30-day delinquent loans are expected to reach 14-16% of all so-called microfinance loans in the aftermath of the second wave of COVID-19 that swept through India, said Krishnan Sitaraman, senior director of the rating agency CRISIL.
That’s above 6-7% in March, before the second wave took hold, and also above the 11.7% reached in March 2017 after India’s demonetization campaign – an attempt to boost digital transactions and crack down on unreported money which has also hit microfinance lenders hard.
“Older loans that were taken out in 2019 or early 2020 have a higher risk of default and they represent around 60-65% of lenders’ loan portfolio,” said Harsh Shrivastava, former director of Microfinance Institutions Network, an association representing the sector in India.
Rahul Johri, president of Vector Finance, a microfinance firm that provides loans to small businesses, said many of the support measures put in place by the government have only helped large institutions, while smaller players have had difficulty.
“It has become a problem of existence for several small and medium-sized microfinance institutions, as business has been badly affected and collections are declining,” said Johri.
The efficiency of loan collection across the entire loan portfolio has fallen to around 70% from a peak of almost 95% in March, analysts said, indicating a potential build-up of stress.
The gross loan portfolio of Indian microfinance lenders stood at 2.6 trillion rupees ($ 35 billion) as of March 31, according to CRISIL.
THE BOSSED ROAD IN FRONT
Despite the near-term challenges, some remain bullish on the sector and expect it to rebound if a predicted third wave of COVID-19 infections in India is not so bad.

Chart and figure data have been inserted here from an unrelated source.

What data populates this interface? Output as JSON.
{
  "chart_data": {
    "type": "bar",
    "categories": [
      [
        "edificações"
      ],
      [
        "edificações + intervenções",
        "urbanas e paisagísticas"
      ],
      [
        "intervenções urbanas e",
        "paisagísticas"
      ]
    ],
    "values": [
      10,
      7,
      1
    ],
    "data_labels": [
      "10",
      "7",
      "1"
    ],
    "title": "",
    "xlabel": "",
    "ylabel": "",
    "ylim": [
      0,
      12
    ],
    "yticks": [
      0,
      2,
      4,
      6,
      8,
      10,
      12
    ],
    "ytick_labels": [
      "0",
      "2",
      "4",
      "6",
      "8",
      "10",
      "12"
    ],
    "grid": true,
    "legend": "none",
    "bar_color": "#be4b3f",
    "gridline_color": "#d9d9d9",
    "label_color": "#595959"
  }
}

“About 55% of the market is still untapped, which means there are huge market opportunities… so things will get better soon,” Johri said.
But for now, many small microfinance companies are struggling.
These companies, whose loan portfolios are typically less than 5 billion rupees ($ 67 million), have also seen their cost of funds rise by 100 to 150 basis points as banks and businesses have become less willing to pay. lend, said an industry executive. speaking on condition of anonymity.
Some microfinance companies have had to cut back on their capital raising plans due to mixed interest from investors, said executives of two companies seeking to raise funds.
As smaller players falter, some have stopped paying salaries or employee incentives in recent months, they added, asking not to be identified due to the sensitivity of the issue.
“We are now only receiving basic salaries, the incentives have completely ceased in recent months as collections are declining,” said a debt collector at a microfinance lender in eastern India.